When any customer files for bankruptcy, the key question for Microsoft is not ‘should we allow business’, but ‘how do we facilitate business and not compromise on credit risk/collection principles’. Microsoft was able to facilitate US$10.2m business (with a US$5m upside) with Pacific Gas & Electric Co (PG&E) which filed for Chapter 11 Bankruptcy in January 2019. By challenging the status quo mindset of not touching companies under bankruptcy protection, through careful due diligence Microsoft was able to increase its top-line.
The solution
One approach to dealing with bankrupt customers is to stop doing business with them. Another is to find alternative ways to enable business and yet manage the credit risk. By taking the latter path, Microsoft achieved a perfect balance between enabling sales and ensuring prompt collections.
It took a top-down approach. In the case of PG&E, the customer was legally permitted to pay for post-petition (post-bankruptcy filing) purchases of goods and services in the ordinary course of business. Microsoft wanted to see how it could facilitate sales, post the customer filing for bankruptcy, and still manage credit risk.
Since this was a Chapter 11 filing, after going through the court order, PG&E could continue to pay employee wages and benefits without interruption, and also make payments to suppliers and vendors in full, under normal terms, for goods and services provided on or after the bankruptcy filing date.
To ensure that PG&E was willing to make current post-petition payments under contract, Microsoft confirmed this understanding with PG&E in writing. To ensure then that the company had the required budgets and approvals to pay, Microsoft contacted PG&E’s finance leadership, seeking official confirmation through approved POs. Microsoft was then able to match the future billing amounts to approved POs on the customer side. It was necessary to ensure that these POs were reflected on the customer portal, and that Microsoft was able to match invoices to the POs to ensure prompt payment by PG&E.
At the time, the market cap of PG&E was US$10bn, providing adequate comfort. In the end, Microsoft not only facilitated a sale of US$10m in June 2019, but more importantly ensured customer satisfaction without compromising on its own risk principles and due diligence processes. It also ended up collecting all the invoiced amounts on the due date in July.

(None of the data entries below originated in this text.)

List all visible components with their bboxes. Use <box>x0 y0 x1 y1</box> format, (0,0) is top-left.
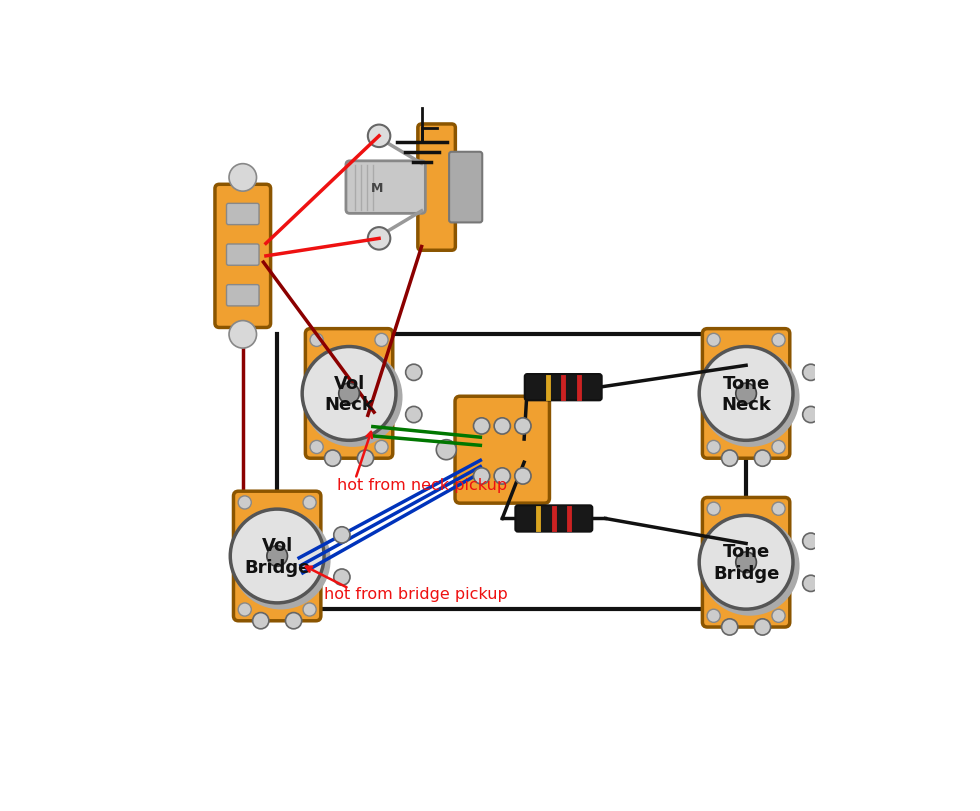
Circle shape <box>736 552 757 573</box>
Circle shape <box>803 534 819 550</box>
Circle shape <box>772 503 785 516</box>
Circle shape <box>755 619 770 635</box>
Text: M: M <box>370 182 383 195</box>
Circle shape <box>302 347 396 441</box>
Circle shape <box>699 347 793 441</box>
Circle shape <box>772 441 785 454</box>
Circle shape <box>375 334 388 347</box>
Circle shape <box>324 450 341 466</box>
Circle shape <box>700 348 800 448</box>
FancyBboxPatch shape <box>455 397 550 504</box>
Circle shape <box>339 384 360 404</box>
Circle shape <box>514 468 531 484</box>
Circle shape <box>772 609 785 623</box>
Circle shape <box>708 609 720 623</box>
Circle shape <box>494 468 511 484</box>
FancyBboxPatch shape <box>524 375 602 401</box>
Circle shape <box>803 407 819 423</box>
Circle shape <box>238 496 251 509</box>
Text: Tone
Neck: Tone Neck <box>721 374 771 414</box>
Circle shape <box>736 384 757 404</box>
Circle shape <box>368 228 390 251</box>
Circle shape <box>700 517 800 616</box>
Circle shape <box>473 418 490 435</box>
Circle shape <box>229 165 257 192</box>
Circle shape <box>721 619 738 635</box>
Circle shape <box>310 334 323 347</box>
Circle shape <box>708 441 720 454</box>
Circle shape <box>755 450 770 466</box>
Circle shape <box>231 510 330 610</box>
Text: Vol
Bridge: Vol Bridge <box>244 537 311 576</box>
FancyBboxPatch shape <box>703 329 790 459</box>
Circle shape <box>230 509 324 603</box>
Circle shape <box>253 613 269 629</box>
FancyBboxPatch shape <box>449 152 482 223</box>
Circle shape <box>285 613 302 629</box>
Circle shape <box>406 365 422 381</box>
FancyBboxPatch shape <box>417 125 456 251</box>
Circle shape <box>436 440 457 460</box>
Circle shape <box>708 503 720 516</box>
Circle shape <box>303 496 317 509</box>
FancyBboxPatch shape <box>226 204 259 225</box>
Text: Vol
Neck: Vol Neck <box>324 374 374 414</box>
Circle shape <box>708 334 720 347</box>
Circle shape <box>375 441 388 454</box>
FancyBboxPatch shape <box>226 245 259 266</box>
FancyBboxPatch shape <box>306 329 393 459</box>
Circle shape <box>368 126 390 148</box>
Circle shape <box>772 334 785 347</box>
Circle shape <box>358 450 373 466</box>
Text: hot from bridge pickup: hot from bridge pickup <box>324 586 508 601</box>
FancyBboxPatch shape <box>233 491 320 621</box>
Circle shape <box>334 527 350 543</box>
Circle shape <box>699 516 793 609</box>
Circle shape <box>406 407 422 423</box>
Circle shape <box>721 450 738 466</box>
Circle shape <box>803 365 819 381</box>
Circle shape <box>303 603 317 616</box>
Circle shape <box>473 468 490 484</box>
FancyBboxPatch shape <box>215 185 270 328</box>
FancyBboxPatch shape <box>346 161 425 214</box>
Circle shape <box>303 348 403 448</box>
Circle shape <box>229 321 257 349</box>
Circle shape <box>267 546 287 567</box>
FancyBboxPatch shape <box>703 498 790 627</box>
Circle shape <box>334 569 350 586</box>
Circle shape <box>238 603 251 616</box>
Text: Tone
Bridge: Tone Bridge <box>712 543 779 582</box>
FancyBboxPatch shape <box>515 506 592 532</box>
Circle shape <box>494 418 511 435</box>
Text: hot from neck pickup: hot from neck pickup <box>336 477 507 492</box>
Circle shape <box>514 418 531 435</box>
Circle shape <box>310 441 323 454</box>
Circle shape <box>803 576 819 592</box>
FancyBboxPatch shape <box>226 285 259 307</box>
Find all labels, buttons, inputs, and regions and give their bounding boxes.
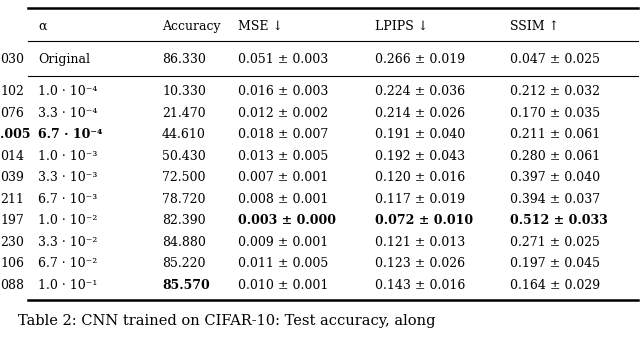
Text: LPIPS ↓: LPIPS ↓ [375, 20, 428, 33]
Text: 6.7 · 10⁻²: 6.7 · 10⁻² [38, 257, 97, 270]
Text: 86.330: 86.330 [162, 53, 206, 66]
Text: 0.164 ± 0.029: 0.164 ± 0.029 [510, 279, 600, 292]
Text: 0.013 ± 0.005: 0.013 ± 0.005 [238, 150, 328, 163]
Text: 78.720: 78.720 [162, 193, 205, 206]
Text: 0.191 ± 0.040: 0.191 ± 0.040 [375, 129, 465, 141]
Text: 0.394 ± 0.037: 0.394 ± 0.037 [510, 193, 600, 206]
Text: 0.280 ± 0.061: 0.280 ± 0.061 [510, 150, 600, 163]
Text: 1.0 · 10⁻²: 1.0 · 10⁻² [38, 214, 97, 227]
Text: 039: 039 [0, 171, 24, 184]
Text: 0.271 ± 0.025: 0.271 ± 0.025 [510, 236, 600, 249]
Text: 230: 230 [0, 236, 24, 249]
Text: 0.117 ± 0.019: 0.117 ± 0.019 [375, 193, 465, 206]
Text: 0.051 ± 0.003: 0.051 ± 0.003 [238, 53, 328, 66]
Text: 84.880: 84.880 [162, 236, 206, 249]
Text: 0.214 ± 0.026: 0.214 ± 0.026 [375, 107, 465, 120]
Text: 0.211 ± 0.061: 0.211 ± 0.061 [510, 129, 600, 141]
Text: 211: 211 [0, 193, 24, 206]
Text: 1.0 · 10⁻³: 1.0 · 10⁻³ [38, 150, 97, 163]
Text: Table 2: CNN trained on CIFAR-10: Test accuracy, along: Table 2: CNN trained on CIFAR-10: Test a… [18, 314, 435, 328]
Text: 85.220: 85.220 [162, 257, 205, 270]
Text: 85.570: 85.570 [162, 279, 210, 292]
Text: 088: 088 [0, 279, 24, 292]
Text: 0.072 ± 0.010: 0.072 ± 0.010 [375, 214, 473, 227]
Text: Accuracy: Accuracy [162, 20, 221, 33]
Text: 1.0 · 10⁻⁴: 1.0 · 10⁻⁴ [38, 85, 97, 98]
Text: 1.0 · 10⁻¹: 1.0 · 10⁻¹ [38, 279, 97, 292]
Text: 0.008 ± 0.001: 0.008 ± 0.001 [238, 193, 328, 206]
Text: 0.224 ± 0.036: 0.224 ± 0.036 [375, 85, 465, 98]
Text: 6.7 · 10⁻³: 6.7 · 10⁻³ [38, 193, 97, 206]
Text: 0.197 ± 0.045: 0.197 ± 0.045 [510, 257, 600, 270]
Text: 0.047 ± 0.025: 0.047 ± 0.025 [510, 53, 600, 66]
Text: 0.012 ± 0.002: 0.012 ± 0.002 [238, 107, 328, 120]
Text: .005: .005 [0, 129, 31, 141]
Text: 0.121 ± 0.013: 0.121 ± 0.013 [375, 236, 465, 249]
Text: 0.120 ± 0.016: 0.120 ± 0.016 [375, 171, 465, 184]
Text: 197: 197 [0, 214, 24, 227]
Text: 0.192 ± 0.043: 0.192 ± 0.043 [375, 150, 465, 163]
Text: 0.212 ± 0.032: 0.212 ± 0.032 [510, 85, 600, 98]
Text: 0.018 ± 0.007: 0.018 ± 0.007 [238, 129, 328, 141]
Text: 0.010 ± 0.001: 0.010 ± 0.001 [238, 279, 328, 292]
Text: 0.011 ± 0.005: 0.011 ± 0.005 [238, 257, 328, 270]
Text: Original: Original [38, 53, 90, 66]
Text: 0.009 ± 0.001: 0.009 ± 0.001 [238, 236, 328, 249]
Text: 0.123 ± 0.026: 0.123 ± 0.026 [375, 257, 465, 270]
Text: 6.7 · 10⁻⁴: 6.7 · 10⁻⁴ [38, 129, 102, 141]
Text: 21.470: 21.470 [162, 107, 205, 120]
Text: 0.170 ± 0.035: 0.170 ± 0.035 [510, 107, 600, 120]
Text: 014: 014 [0, 150, 24, 163]
Text: 0.003 ± 0.000: 0.003 ± 0.000 [238, 214, 336, 227]
Text: α: α [38, 20, 47, 33]
Text: 3.3 · 10⁻²: 3.3 · 10⁻² [38, 236, 97, 249]
Text: 3.3 · 10⁻³: 3.3 · 10⁻³ [38, 171, 97, 184]
Text: 102: 102 [0, 85, 24, 98]
Text: 076: 076 [0, 107, 24, 120]
Text: 72.500: 72.500 [162, 171, 205, 184]
Text: MSE ↓: MSE ↓ [238, 20, 283, 33]
Text: 0.512 ± 0.033: 0.512 ± 0.033 [510, 214, 608, 227]
Text: 44.610: 44.610 [162, 129, 206, 141]
Text: 030: 030 [0, 53, 24, 66]
Text: 0.007 ± 0.001: 0.007 ± 0.001 [238, 171, 328, 184]
Text: 0.016 ± 0.003: 0.016 ± 0.003 [238, 85, 328, 98]
Text: 3.3 · 10⁻⁴: 3.3 · 10⁻⁴ [38, 107, 97, 120]
Text: 10.330: 10.330 [162, 85, 206, 98]
Text: 50.430: 50.430 [162, 150, 205, 163]
Text: 0.143 ± 0.016: 0.143 ± 0.016 [375, 279, 465, 292]
Text: 0.397 ± 0.040: 0.397 ± 0.040 [510, 171, 600, 184]
Text: 82.390: 82.390 [162, 214, 205, 227]
Text: 106: 106 [0, 257, 24, 270]
Text: 0.266 ± 0.019: 0.266 ± 0.019 [375, 53, 465, 66]
Text: SSIM ↑: SSIM ↑ [510, 20, 559, 33]
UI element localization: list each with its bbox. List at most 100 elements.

Best practice and innovation
This case study has now set a benchmark for how Microsoft manages and supports its customers who are going through bankruptcy proceedings. It’s seen as a win-win situation for all, enabling profitable sales for Microsoft and minimal business disruption for the customer. It now has a ready-made standard operating procedure (SOP) on hand.
Key benefits
- Able to replicate the programme with other customers under bankruptcy protection.
- Increases customer loyalty, knowing support offered in tough times.
- Facilitated sale of US$10m.
- Did not compromise risk principles and due diligence process.
- Collected all invoice amounts on the due date.